We return a set of locations, as we know we only need to keep unique locations. The only thing left to do is to find all the pairs. Thankfully, itertools once again comes in handy, as combinations does exactly what we need.

def find_all_locations(grid: Grid):
    unique_locations = set()
    for symbol, positions in grid.symbols.items():
        if len(positions) < 2:
            continue
        for pairs in itertools.combinations(positions, 2):
            unique_locations = unique_locations.union(find_locations(*pairs, grid.maxrows, grid.maxcols))
    return unique_locations

That… didn’t work. It took me some time to understand why I couldn’t get the right answer, then I realised that set had no way to realize which positions were duplicates. It just saw a bunch of different instances of the Position class and therefore happily included the same position multiple times. Fortunately it’s an easy fix: we just need to add an __eq__ method to overload the == operator, and a __hash__ method to be hashable. I’m not sure why it didn’t raise an exception when I used it without either, but I get it if I implement __eq__ but not __hash__. Anyway, for the hash I decided to just return the hash of the tuple (row, column). While I was in full dunder-method mode I also added a __repr__ so that I could more easily print positions.

class Position:
    ...
    def __repr__(self):
        return f"Position(row={self.row}, column={self.column})"
    
    def __eq__(self, other):
        return (self.row == other.row) and (self.column == other.column)
    
    def __hash__(self):
        return (self.row, self.column).__hash__()

Now it worked.

Solving part 2

Part 2 only slightly changed the rules, and for once my choices in Part 1 really helped keep the changes minimal for Part 2.
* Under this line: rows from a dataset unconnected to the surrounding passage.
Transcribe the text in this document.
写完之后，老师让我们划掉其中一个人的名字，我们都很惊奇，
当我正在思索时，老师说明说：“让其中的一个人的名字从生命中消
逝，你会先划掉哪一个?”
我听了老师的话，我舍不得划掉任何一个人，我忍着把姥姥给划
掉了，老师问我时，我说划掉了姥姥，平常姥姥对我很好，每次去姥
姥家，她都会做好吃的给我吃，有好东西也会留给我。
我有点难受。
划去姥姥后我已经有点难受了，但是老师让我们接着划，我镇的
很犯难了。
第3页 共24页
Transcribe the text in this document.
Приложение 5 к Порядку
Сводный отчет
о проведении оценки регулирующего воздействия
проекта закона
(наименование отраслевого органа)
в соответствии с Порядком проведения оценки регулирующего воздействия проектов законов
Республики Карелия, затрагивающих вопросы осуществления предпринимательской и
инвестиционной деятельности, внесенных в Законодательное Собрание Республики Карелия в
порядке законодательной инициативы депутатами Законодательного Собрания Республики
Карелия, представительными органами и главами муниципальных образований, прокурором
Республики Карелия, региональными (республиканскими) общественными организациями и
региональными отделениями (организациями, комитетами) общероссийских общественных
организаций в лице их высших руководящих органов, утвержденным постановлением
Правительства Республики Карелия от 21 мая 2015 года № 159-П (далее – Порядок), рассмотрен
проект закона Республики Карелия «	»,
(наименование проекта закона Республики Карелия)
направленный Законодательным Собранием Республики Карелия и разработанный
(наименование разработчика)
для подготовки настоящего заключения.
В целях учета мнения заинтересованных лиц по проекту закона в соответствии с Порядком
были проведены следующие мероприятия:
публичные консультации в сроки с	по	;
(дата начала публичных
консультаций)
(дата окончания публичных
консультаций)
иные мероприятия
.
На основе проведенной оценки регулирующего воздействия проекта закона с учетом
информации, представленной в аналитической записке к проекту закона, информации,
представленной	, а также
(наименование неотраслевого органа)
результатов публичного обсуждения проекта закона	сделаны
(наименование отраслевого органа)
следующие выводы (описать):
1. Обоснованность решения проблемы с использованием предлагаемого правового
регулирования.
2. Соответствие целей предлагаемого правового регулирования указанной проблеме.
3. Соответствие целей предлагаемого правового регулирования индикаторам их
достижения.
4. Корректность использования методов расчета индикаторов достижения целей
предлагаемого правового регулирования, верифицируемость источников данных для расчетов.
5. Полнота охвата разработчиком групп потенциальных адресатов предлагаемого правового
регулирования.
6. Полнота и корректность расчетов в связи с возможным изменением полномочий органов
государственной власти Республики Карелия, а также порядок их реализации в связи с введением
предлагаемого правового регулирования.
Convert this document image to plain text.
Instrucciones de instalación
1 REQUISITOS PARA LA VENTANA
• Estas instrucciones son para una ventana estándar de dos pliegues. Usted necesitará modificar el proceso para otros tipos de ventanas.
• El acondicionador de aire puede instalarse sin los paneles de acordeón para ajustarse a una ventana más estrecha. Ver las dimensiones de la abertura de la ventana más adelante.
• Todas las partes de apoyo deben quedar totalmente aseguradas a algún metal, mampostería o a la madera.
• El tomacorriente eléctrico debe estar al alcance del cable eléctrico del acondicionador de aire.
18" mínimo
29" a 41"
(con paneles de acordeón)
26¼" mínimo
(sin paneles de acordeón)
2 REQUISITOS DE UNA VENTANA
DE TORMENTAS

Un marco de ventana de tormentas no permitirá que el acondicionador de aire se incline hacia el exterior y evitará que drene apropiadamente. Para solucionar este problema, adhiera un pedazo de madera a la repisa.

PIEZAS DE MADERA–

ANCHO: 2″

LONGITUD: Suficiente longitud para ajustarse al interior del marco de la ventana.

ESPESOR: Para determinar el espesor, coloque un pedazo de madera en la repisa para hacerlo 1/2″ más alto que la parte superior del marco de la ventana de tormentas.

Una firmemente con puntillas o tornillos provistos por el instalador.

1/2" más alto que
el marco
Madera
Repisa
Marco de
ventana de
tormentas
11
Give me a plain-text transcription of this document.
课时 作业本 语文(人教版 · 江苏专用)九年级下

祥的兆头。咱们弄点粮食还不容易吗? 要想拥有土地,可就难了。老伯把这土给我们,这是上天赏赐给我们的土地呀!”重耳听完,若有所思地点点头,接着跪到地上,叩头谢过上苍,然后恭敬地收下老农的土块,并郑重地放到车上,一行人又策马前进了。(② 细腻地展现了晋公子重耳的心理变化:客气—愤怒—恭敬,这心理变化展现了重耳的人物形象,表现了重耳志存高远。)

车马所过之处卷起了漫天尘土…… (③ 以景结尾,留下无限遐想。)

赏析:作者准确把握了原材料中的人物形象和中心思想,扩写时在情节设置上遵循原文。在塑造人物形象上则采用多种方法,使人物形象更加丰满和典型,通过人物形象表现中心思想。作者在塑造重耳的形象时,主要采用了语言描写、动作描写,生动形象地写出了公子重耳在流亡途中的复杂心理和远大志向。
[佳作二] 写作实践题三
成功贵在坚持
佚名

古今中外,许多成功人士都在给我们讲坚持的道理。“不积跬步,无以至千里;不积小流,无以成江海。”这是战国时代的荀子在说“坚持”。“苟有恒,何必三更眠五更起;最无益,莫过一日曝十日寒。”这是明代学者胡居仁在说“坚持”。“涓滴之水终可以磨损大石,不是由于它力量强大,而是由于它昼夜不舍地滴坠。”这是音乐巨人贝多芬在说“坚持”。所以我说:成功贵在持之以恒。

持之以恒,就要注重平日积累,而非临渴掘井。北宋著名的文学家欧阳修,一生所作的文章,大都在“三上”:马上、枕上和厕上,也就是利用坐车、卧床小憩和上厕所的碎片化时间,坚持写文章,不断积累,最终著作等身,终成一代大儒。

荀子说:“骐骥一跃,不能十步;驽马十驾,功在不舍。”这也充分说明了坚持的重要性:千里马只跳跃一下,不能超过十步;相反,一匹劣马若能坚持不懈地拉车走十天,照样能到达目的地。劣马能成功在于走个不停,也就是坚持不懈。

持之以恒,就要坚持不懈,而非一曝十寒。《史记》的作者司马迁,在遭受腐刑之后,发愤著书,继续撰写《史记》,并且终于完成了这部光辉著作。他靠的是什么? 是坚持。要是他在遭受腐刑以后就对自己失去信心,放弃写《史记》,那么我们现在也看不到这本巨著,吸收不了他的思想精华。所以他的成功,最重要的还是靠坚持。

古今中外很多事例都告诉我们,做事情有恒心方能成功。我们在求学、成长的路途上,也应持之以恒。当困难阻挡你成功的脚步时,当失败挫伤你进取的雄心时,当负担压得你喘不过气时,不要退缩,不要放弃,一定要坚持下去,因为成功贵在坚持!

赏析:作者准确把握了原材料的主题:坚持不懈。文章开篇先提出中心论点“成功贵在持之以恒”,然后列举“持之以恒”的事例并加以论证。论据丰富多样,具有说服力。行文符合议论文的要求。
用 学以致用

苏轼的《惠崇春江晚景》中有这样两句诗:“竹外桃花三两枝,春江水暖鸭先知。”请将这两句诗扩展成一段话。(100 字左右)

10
Now, instead of having two signals at B + AB and A-AB, we had a signal at A + k.AB for every k that kept the signal within boundaries. This is my mathematical rewording of the problem. The text is a bit confusing, but from the example it’s clear that’s what it means (and since I got the right solution from that definition, I guess it has to work!)

So we basically only need to change the function that finds the signal locations from the pair of antennas a and b. We start by adding a and b to the set (k=0 and k=1), then we search in both directions (k>2 and k<0) until we hit the boundaries of the map.

def in_bounds(position: Position, maxrows: int, maxcols: int):
    return (0 <= position.row < maxrows and 0 <= position.column < maxcols)

def find_locations_in_line(a: Position, b: Position, maxrows: int, maxcols: int) -> set[Position]:
    v = (b-a)
    
    locations = {a, b}

    # search in a->b direction:
    k = 2
    while in_bounds((p := a + v*k), maxrows, maxcols):
        locations.add(p)
        k += 1
    
    # search in b->a direction:
    k = -1
    while in_bounds((p := a + v*k), maxrows, maxcols):
        locations.add(p)
        k -= 1

    return locations

I initially didn’t add a and b, which was my second stupid bug of the day, but I eventually noticed and corrected the code.

And that was it, both puzzles solved.